This does have a closed-form solution, which I will state but not derive. First, define $$f(u,v,w) \equiv uv\operatorname{arsinh}\frac{w}{\sqrt{u^2+v^2}} + vw\operatorname{arsinh}\frac{u}{\sqrt{v^2+w^2}} + wu\operatorname{arsinh}\frac{v}{\sqrt{w^2+u^2}} - \frac{u^2}{2}\arctan\frac{vw}{u\sqrt{u^2+v^2+w^2}} - \frac{v^2}{2}\arctan\frac{wu}{v\sqrt{u^2+v^2+w^2}} - \frac{w^2}{2}\arctan\frac{uv}{w\sqrt{u^2+v^2+w^2}}.$$ The gravitational potential of a cuboid of uniform density $\rho$ centered at the origin, aligned with the Cartesian axes and having dimensions $2a$, $2b$, $2c$ in the $x$, $y$, $z$ directions respectively is $$\phi(x,y,z) = -G\rho \sum_{k_1,k_2,k_3 \in \{-1,+1\}} k_1 k_2 k_3 f(x+k_1 a,y+k_2 b,z+k_3 c) \\ = -G\rho[f(x+a,y+b,z+c) + f(x+a,y-b,z-c) + f(x-a,y+b,z-c) + f(x-a,y-b,z+c) - f(x-a,y+b,z+c) - f(x+a,y-b,z+c) - f(x+a,y+b,z-c) - f(x-a,y-b,z-c)]$$ and the gravitational field is $-\nabla\phi$. Sample plots are shown below:
3D gravitational field
Larger, square face (i.e. top and bottom)
- Normal component:
- Tangential component:
- Normal component:
Smaller, square face (i.e. sides)
- Normal component:
- Tangential component:
- Normal component:
So your intuition that the gravitational field away from the center of a face has a tangential component is correct.
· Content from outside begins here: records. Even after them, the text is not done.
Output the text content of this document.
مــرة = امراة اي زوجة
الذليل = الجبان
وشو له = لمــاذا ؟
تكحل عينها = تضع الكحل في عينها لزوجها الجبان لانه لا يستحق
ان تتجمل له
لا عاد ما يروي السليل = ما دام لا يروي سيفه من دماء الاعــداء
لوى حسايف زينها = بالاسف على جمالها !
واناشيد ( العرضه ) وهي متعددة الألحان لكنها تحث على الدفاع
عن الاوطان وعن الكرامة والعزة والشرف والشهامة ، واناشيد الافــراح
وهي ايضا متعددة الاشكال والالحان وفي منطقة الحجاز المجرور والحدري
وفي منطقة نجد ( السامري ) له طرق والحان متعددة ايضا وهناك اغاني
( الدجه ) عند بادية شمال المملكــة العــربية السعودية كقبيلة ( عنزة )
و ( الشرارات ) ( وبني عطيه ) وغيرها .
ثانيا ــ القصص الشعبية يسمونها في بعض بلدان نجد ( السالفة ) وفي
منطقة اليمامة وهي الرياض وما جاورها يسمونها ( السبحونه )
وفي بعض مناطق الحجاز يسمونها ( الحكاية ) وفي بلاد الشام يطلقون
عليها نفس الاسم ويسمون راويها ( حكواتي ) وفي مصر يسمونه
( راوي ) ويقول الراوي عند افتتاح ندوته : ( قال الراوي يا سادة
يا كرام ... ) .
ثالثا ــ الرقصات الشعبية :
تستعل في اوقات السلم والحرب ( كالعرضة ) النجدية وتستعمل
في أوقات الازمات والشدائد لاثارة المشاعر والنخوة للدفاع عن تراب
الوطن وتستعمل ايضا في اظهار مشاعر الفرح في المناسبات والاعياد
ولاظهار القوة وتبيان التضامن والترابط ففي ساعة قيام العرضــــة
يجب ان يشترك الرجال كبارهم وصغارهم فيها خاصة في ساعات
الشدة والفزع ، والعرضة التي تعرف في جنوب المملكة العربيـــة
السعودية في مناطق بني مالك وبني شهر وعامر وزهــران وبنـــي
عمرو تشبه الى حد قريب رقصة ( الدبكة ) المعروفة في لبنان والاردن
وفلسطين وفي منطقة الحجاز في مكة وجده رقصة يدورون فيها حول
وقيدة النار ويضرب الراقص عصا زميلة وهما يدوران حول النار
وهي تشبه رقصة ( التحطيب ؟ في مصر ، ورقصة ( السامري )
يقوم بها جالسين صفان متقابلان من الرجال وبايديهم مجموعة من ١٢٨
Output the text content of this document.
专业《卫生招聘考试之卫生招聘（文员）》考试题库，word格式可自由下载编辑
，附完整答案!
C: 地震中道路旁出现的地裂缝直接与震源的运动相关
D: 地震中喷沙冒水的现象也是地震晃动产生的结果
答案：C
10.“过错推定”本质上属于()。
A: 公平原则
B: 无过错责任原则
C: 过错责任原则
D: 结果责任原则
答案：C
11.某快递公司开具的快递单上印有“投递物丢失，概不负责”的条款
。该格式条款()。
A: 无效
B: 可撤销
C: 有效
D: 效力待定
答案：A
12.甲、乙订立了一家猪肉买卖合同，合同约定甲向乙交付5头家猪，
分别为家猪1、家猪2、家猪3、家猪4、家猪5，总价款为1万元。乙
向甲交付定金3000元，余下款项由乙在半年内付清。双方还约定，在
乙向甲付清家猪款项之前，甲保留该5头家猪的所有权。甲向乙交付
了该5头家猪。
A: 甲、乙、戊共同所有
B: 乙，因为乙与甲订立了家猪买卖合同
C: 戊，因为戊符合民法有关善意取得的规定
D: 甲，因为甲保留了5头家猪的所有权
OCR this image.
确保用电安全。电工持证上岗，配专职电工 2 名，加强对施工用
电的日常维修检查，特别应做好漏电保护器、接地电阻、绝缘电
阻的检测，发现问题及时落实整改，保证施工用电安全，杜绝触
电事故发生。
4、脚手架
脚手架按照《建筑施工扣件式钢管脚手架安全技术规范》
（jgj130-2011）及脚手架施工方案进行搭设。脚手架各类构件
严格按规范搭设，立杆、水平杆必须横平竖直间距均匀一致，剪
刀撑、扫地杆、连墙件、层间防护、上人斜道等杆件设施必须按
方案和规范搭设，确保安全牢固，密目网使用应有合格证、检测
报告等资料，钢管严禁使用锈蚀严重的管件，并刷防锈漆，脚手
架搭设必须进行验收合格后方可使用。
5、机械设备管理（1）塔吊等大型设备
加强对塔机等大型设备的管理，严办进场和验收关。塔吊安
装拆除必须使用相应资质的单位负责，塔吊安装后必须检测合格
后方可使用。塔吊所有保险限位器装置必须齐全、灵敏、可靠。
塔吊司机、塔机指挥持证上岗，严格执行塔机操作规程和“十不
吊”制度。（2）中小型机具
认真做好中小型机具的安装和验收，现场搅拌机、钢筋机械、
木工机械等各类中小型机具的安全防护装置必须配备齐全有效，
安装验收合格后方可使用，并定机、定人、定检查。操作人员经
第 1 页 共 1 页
However, for your dimensions, the gravitational field at the center of a larger, square face is actually about 8% weaker than that at the center of a smaller, rectangular face. In addition, within each of the larger, square faces, the point with the strongest magnitude of gravity is not the center, but rather near the center of each of the four edges.